That said, Kennedy also championed other beneficial causes, such as immigration reform and deregulating the airline and trucking industries. Unfortunately, his consistent support for every single gun control measure is a deal breaker for me.

Mr Furious 4:08 PM  

Gun control. Good example of a legitimate policy issue where Kennedy worked counter to something you support.

I'm fairly agnostic on gun control, but I can see instances where each side has overreached.

There is a difference between the hagiography of Reagan and Kennedy already apparent to me. Reagan supporters (the vocal, published ones) over-revere the man and the President to the point of gospel and brook no criticism and see no flaws.

Even the ardent defenders of Kennedy will readily admit the man was deeply flawed.

Mr Furious 4:12 PM  

I think if you look at the total package with Kennedy, steves, the good he did for the common man far outweighs his positions on gun control.

Kennedy is directly responsible for legislation that changed countless lives for the better—while gun control hasn't really gotten very far or changed very much because of Kennedy or anyone else's efforts.

B Mac 5:29 PM  

I may be able to speak to this issue a bit.

I'm going to graduate from Notre Dame with somewhere north of $70k or $80k in debt (Others are coming out more than $125k into the shitter). I can't afford to work in the public sector when I graduate. Sure, for top aides making $160k, this change might just be a windfall... but for those making $60,000 (a HUGE sum in House Staffer Land), I couldn't make it work without some loan repayment assistance.

Granted, they probably wouldn't want me. But they want the option, and frankly I'd like the option as well.

steves 5:35 PM  

I don't know. In the conservative sites I still frequent, there was plenty of criticism of Reagan and much of the admiration was tempered. Many of those people liked much of what he did, but saw plenty that they didn't like. Some Kennedy supporters acknowledge the scandals, but say that he "redeemed" himself through his work and using words like "martyr".

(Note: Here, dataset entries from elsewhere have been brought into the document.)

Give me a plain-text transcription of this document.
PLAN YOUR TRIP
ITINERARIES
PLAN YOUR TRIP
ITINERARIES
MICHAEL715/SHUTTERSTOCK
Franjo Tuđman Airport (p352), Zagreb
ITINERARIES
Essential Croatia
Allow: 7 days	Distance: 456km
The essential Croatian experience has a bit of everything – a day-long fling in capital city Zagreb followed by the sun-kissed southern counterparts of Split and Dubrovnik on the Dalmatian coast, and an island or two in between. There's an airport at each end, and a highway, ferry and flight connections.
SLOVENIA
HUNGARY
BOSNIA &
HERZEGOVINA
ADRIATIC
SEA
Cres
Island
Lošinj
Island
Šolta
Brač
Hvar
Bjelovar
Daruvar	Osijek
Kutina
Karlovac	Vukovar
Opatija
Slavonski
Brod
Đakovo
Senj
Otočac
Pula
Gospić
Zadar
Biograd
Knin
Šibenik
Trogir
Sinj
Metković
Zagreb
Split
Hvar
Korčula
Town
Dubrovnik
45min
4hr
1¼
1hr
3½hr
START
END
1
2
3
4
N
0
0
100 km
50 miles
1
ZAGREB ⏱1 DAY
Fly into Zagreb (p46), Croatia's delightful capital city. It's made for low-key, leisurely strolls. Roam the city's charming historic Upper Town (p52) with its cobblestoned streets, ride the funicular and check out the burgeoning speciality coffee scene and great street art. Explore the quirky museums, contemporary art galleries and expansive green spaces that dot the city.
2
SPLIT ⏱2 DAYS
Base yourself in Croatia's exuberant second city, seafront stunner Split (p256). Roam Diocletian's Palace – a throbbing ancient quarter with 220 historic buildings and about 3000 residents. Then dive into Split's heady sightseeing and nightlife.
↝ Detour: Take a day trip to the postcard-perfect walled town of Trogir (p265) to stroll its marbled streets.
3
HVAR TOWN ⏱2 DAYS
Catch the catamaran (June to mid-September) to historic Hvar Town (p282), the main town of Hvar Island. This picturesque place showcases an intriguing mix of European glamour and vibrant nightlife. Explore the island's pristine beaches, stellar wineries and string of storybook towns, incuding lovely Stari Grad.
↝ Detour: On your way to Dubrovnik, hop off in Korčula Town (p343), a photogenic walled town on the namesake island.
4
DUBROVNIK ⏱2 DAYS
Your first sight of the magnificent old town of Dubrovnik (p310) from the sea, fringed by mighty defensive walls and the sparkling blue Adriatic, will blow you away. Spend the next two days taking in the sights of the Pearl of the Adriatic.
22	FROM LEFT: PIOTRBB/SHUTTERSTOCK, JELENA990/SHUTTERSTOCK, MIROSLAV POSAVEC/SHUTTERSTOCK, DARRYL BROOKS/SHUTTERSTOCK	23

It is just hard for me to overlook the gun thing. While I can praise the good he did, I am not agnostic on the gun issue. I am probably a holy rolling fundamentalist.

steves 5:37 PM  

B Mac. Anyone, myself included, would benefit from loan repayment. The question is how often should we use it an where?

B Mac 5:43 PM  

Anyone, myself included, would benefit from loan repayment.

Granted. My point is simply that most House staffers make very, very little money (especially for D.C.). For those choosing between the private sector and public service, this could help make public service an option.

Mr Furious 5:51 PM  

Cost of Living anywhere near DC is fucking crazy!

steves 10:08 PM  

For those choosing between the private sector and public service, this could help make public service an option.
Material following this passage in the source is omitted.